Seguem alguns gatilhos mentais mais utilizados e que podem levar o consumidor a tomar a decisão sem dar-se conta disso, comprando produtos ou contratando serviços, levado apenas pelo emocional, sem desenvolver um senso crítico em relação ao que lhe é oferecido:

  • de escassez: o cliente compra por medo de ficar sem o produto ou o serviço porque “restam poucas unidades”;
  • de urgência: é preciso decidir logo porque “a oferta acaba hoje”;
  • de novidade: acompanhar as inovações e lançamentos de produtos – “novo lançamento”;
  • de prova social – necessidade de ser aceito e conviver bem em grupos – “vai ficar de fora dessa?”
  • de autoridade – ter expertise de algum assunto porque alguém importante falou em “erros que as pessoas cometem com suas finanças”.

O consumidor pode comprar algo que queira muito, mas essa decisão precisa ser muito bem pensada. Observando os gatilhos mentais, às vezes dispostos como cascas de banana no caminho do consumidor, o site Longevidade Financeira, no artigo Gastos: saiba identificar gatilhos de consumo para não se endividar, lista providências que podem ajudar na tarefa de tornar a compra ou o simples gasto mais consciente:

  • 1ª) assumir que não somos seres racionais o tempo todo: ao não reconhecer pequenos empurrões – “restam poucas unidades”, por exemplo –, nossa tomada de decisão pode ser exageradamente influenciada, podendo gerar frustração posterior com um gasto mal feito ou no momento impróprio;
  • 2ª) reconhecer que gastos começam por decisões emocionais: um dos exemplos clássicos é a compra da esteira que, principalmente se ficar na garagem, torna-se depositário de qualquer coisa; armários, cozinhas, quartos, banheiros podem estar cheios de “esteiras não utilizadas”;
  • 3ª) identificar gatilhos psicológicos que levam a gastos desequilibrados: as promoções são um exemplo de gatilho para as pessoas por justificarem o gasto;
  • 4ª) desenvolver estratégias para bloquear ou dominar os gatilhos: recomendado por alguém próximo ou uma celebridade com a qual se identifica, fica mais difícil deixar de comprar ou contratar algo por aquela pessoa; um passo importante é reconhecer essa influência para não permitir que pese demais ou sozinha em nossa decisão.

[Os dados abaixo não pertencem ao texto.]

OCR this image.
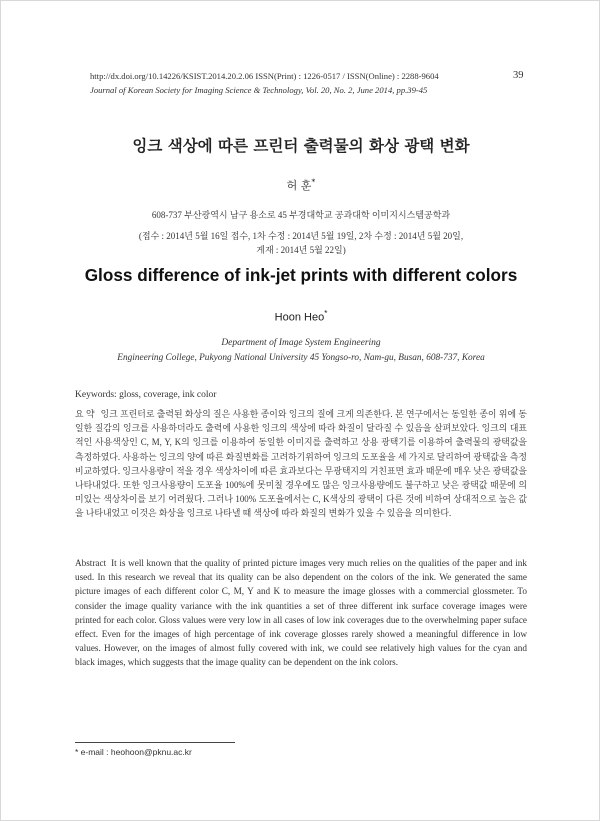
http://dx.doi.org/10.14226/KSIST.2014.20.2.06 ISSN(Print) : 1226-0517 / ISSN(Online) : 2288-9604
Journal of Korean Society for Imaging Science & Technology, Vol. 20, No. 2, June 2014, pp.39-45
39
잉크 색상에 따른 프린터 출력물의 화상 광택 변화
허 훈*
608-737 부산광역시 남구 용소로 45 부경대학교 공과대학 이미지시스템공학과
(접수 : 2014년 5월 16일 접수, 1차 수정 : 2014년 5월 19일, 2차 수정 : 2014년 5월 20일,
게재 : 2014년 5월 22일)
Gloss difference of ink-jet prints with different colors
Hoon Heo*
Department of Image System Engineering
Engineering College, Pukyong National University 45 Yongso-ro, Nam-gu, Busan, 608-737, Korea
Keywords: gloss, coverage, ink color
요 약 잉크 프린터로 출력된 화상의 질은 사용한 종이와 잉크의 질에 크게 의존한다. 본 연구에서는 동일한 종이 위에 동일한 질감의 잉크를 사용하더라도 출력에 사용한 잉크의 색상에 따라 화질이 달라질 수 있음을 살펴보았다. 잉크의 대표적인 사용색상인 C, M, Y, K의 잉크를 이용하여 동일한 이미지를 출력하고 상용 광택기를 이용하여 출력물의 광택값을 측정하였다. 사용하는 잉크의 양에 따른 화질변화를 고려하기위하여 잉크의 도포율을 세 가지로 달리하여 광택값을 측정 비교하였다. 잉크사용량이 적을 경우 색상차이에 따른 효과보다는 무광택지의 거친표면 효과 때문에 매우 낮은 광택값을 나타내었다. 또한 잉크사용량이 도포율 100%에 못미칠 경우에도 많은 잉크사용량에도 불구하고 낮은 광택값 때문에 의미있는 색상차이를 보기 어려웠다. 그러나 100% 도포율에서는 C, K색상의 광택이 다른 것에 비하여 상대적으로 높은 값을 나타내었고 이것은 화상을 잉크로 나타낼 때 색상에 따라 화질의 변화가 있을 수 있음을 의미한다.
Abstract It is well known that the quality of printed picture images very much relies on the qualities of the paper and ink used. In this research we reveal that its quality can be also dependent on the colors of the ink. We generated the same picture images of each different color C, M, Y and K to measure the image glosses with a commercial glossmeter. To consider the image quality variance with the ink quantities a set of three different ink surface coverage images were printed for each color. Gloss values were very low in all cases of low ink coverages due to the overwhelming paper suface effect. Even for the images of high percentage of ink coverage glosses rarely showed a meaningful difference in low values. However, on the images of almost fully covered with ink, we could see relatively high values for the cyan and black images, which suggests that the image quality can be dependent on the ink colors.
* e-mail : heohoon@pknu.ac.kr
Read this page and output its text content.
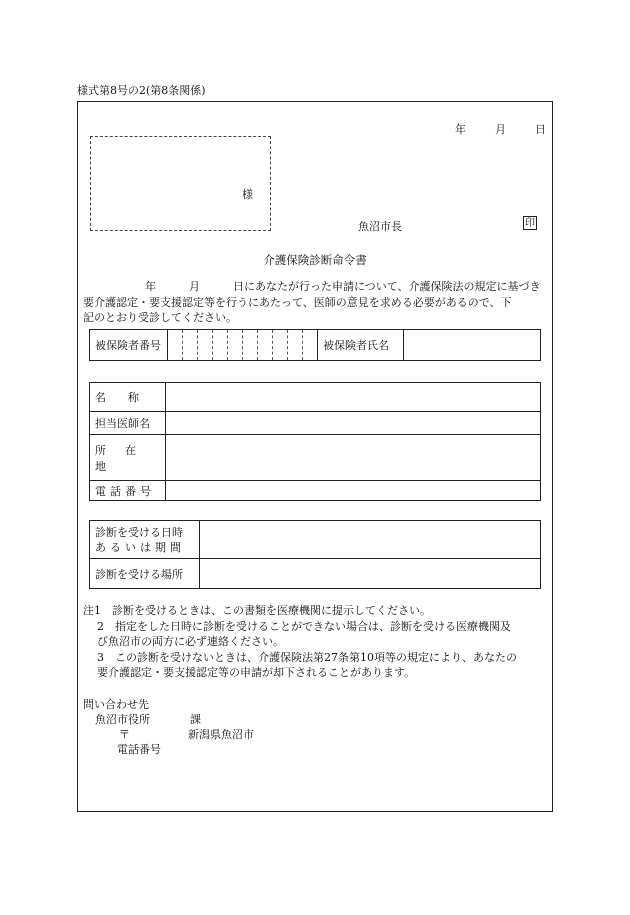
様式第8号の2(第8条関係)
年	月	日
様
魚沼市長	印
介護保険診断命令書
年	月	日にあなたが行った申請について、介護保険法の規定に基づき
要介護認定・要支援認定等を行うにあたって、医師の意見を求める必要があるので、下
記のとおり受診してください。
被保険者番号		被保険者氏名	
名　　称	
担当医師名	
所　在　地	
電話番号	
診断を受ける日時
あるいは期間	

診断を受ける場所	
注1　診断を受けるときは、この書類を医療機関に提示してください。
2　指定をした日時に診断を受けることができない場合は、診断を受ける医療機関及
び魚沼市の両方に必ず連絡ください。
3　この診断を受けないときは、介護保険法第27条第10項等の規定により、あなたの
要介護認定・要支援認定等の申請が却下されることがあります。
問い合わせ先
魚沼市役所	課
〒	新潟県魚沼市
電話番号
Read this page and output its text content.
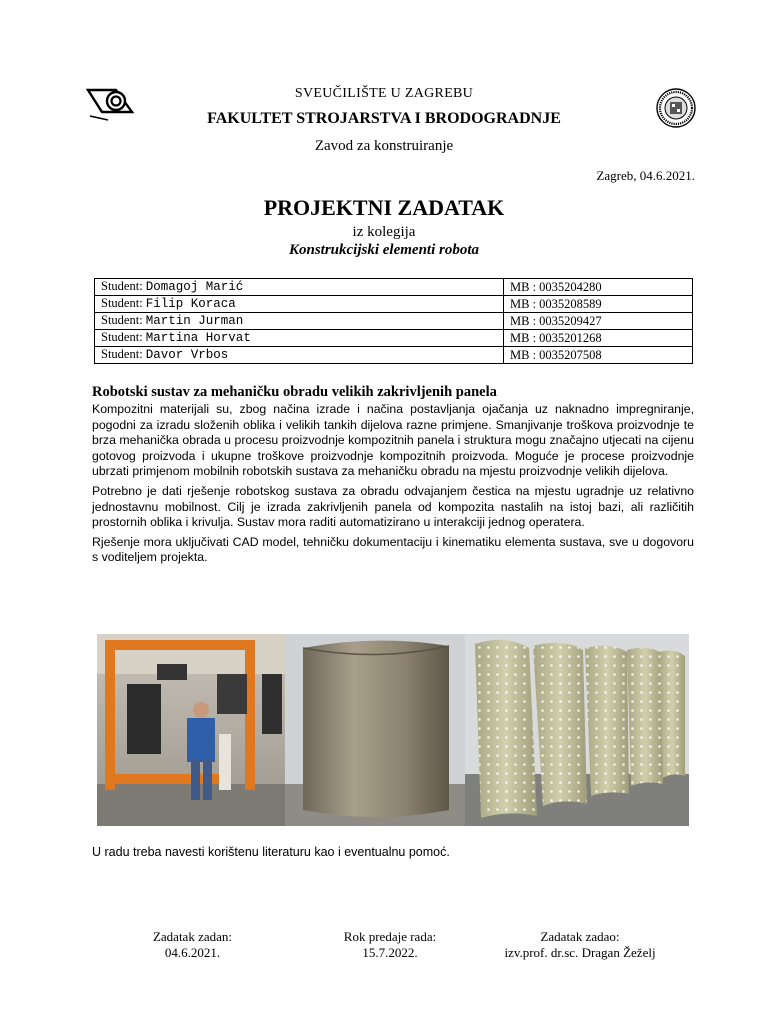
SVEUČILIŠTE U ZAGREBU
FAKULTET STROJARSTVA I BRODOGRADNJE
Zavod za konstruiranje
Zagreb, 04.6.2021.
PROJEKTNI ZADATAK
iz kolegija
Konstrukcijski elementi robota
Student: Domagoj Marić	MB : 0035204280
Student: Filip Koraca	MB : 0035208589
Student: Martin Jurman	MB : 0035209427
Student: Martina Horvat	MB : 0035201268
Student: Davor Vrbos	MB : 0035207508
Robotski sustav za mehaničku obradu velikih zakrivljenih panela

Kompozitni materijali su, zbog načina izrade i načina postavljanja ojačanja uz naknadno impregniranje, pogodni za izradu složenih oblika i velikih tankih dijelova razne primjene. Smanjivanje troškova proizvodnje te brza mehanička obrada u procesu proizvodnje kompozitnih panela i struktura mogu značajno utjecati na cijenu gotovog proizvoda i ukupne troškove proizvodnje kompozitnih proizvoda. Moguće je procese proizvodnje ubrzati primjenom mobilnih robotskih sustava za mehaničku obradu na mjestu proizvodnje velikih dijelova.

Potrebno je dati rješenje robotskog sustava za obradu odvajanjem čestica na mjestu ugradnje uz relativno jednostavnu mobilnost. Cilj je izrada zakrivljenih panela od kompozita nastalih na istoj bazi, ali različitih prostornih oblika i krivulja. Sustav mora raditi automatizirano u interakciji jednog operatera.

Rješenje mora uključivati CAD model, tehničku dokumentaciju i kinematiku elementa sustava, sve u dogovoru s voditeljem projekta.

U radu treba navesti korištenu literaturu kao i eventualnu pomoć.
Zadatak zadan:
04.6.2021.
Rok predaje rada:
15.7.2022.
Zadatak zadao:
izv.prof. dr.sc. Dragan Žeželj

É claro que as emoções não devem ser completamente ignoradas em nossas decisões, inclusive nas financeiras; mas, elas devem ser reconhecidas, admitidas e, então, examinadas de forma mais objetiva possível.

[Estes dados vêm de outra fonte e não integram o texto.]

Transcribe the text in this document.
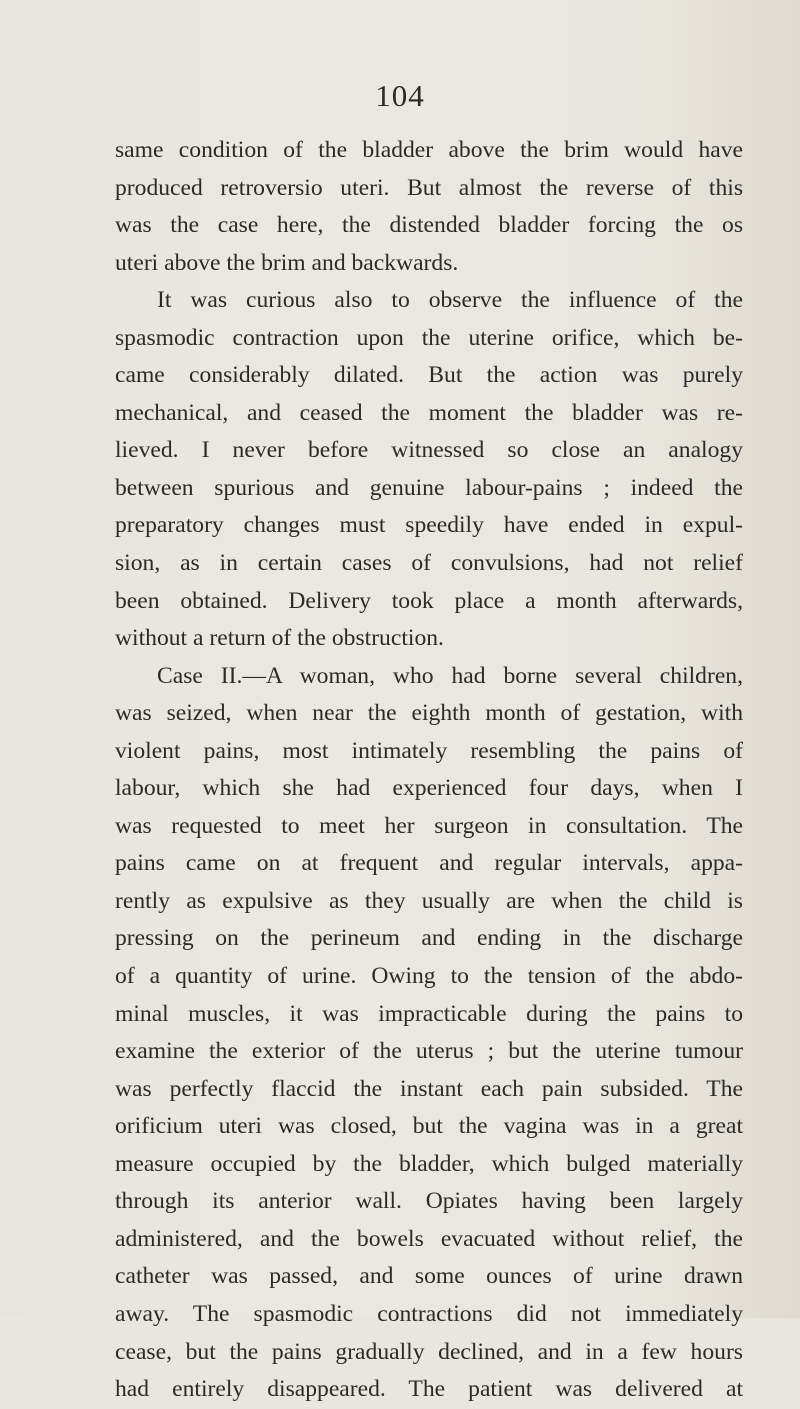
104
same condition of the bladder above the brim would have
produced retroversio uteri. But almost the reverse of this
was the case here, the distended bladder forcing the os
uteri above the brim and backwards.
It was curious also to observe the influence of the
spasmodic contraction upon the uterine orifice, which be-
came considerably dilated. But the action was purely
mechanical, and ceased the moment the bladder was re-
lieved. I never before witnessed so close an analogy
between spurious and genuine labour-pains ; indeed the
preparatory changes must speedily have ended in expul-
sion, as in certain cases of convulsions, had not relief
been obtained. Delivery took place a month afterwards,
without a return of the obstruction.
Case II.—A woman, who had borne several children,
was seized, when near the eighth month of gestation, with
violent pains, most intimately resembling the pains of
labour, which she had experienced four days, when I
was requested to meet her surgeon in consultation. The
pains came on at frequent and regular intervals, appa-
rently as expulsive as they usually are when the child is
pressing on the perineum and ending in the discharge
of a quantity of urine. Owing to the tension of the abdo-
minal muscles, it was impracticable during the pains to
examine the exterior of the uterus ; but the uterine tumour
was perfectly flaccid the instant each pain subsided. The
orificium uteri was closed, but the vagina was in a great
measure occupied by the bladder, which bulged materially
through its anterior wall. Opiates having been largely
administered, and the bowels evacuated without relief, the
catheter was passed, and some ounces of urine drawn
away. The spasmodic contractions did not immediately
cease, but the pains gradually declined, and in a few hours
had entirely disappeared. The patient was delivered at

O mais importante é perceber que existem gatilhos mentais e desenvolver um senso crítico em relação ao que é oferecido. Podemos comprar algo que se queira muito, mas essa decisão deve ser bem pensada. Fazer-se algumas perguntas pode ajudar: preciso disso agora ou posso deixar para depois? Quanto custa? Quanto tenho disponível? De onde vou tirar o que falta?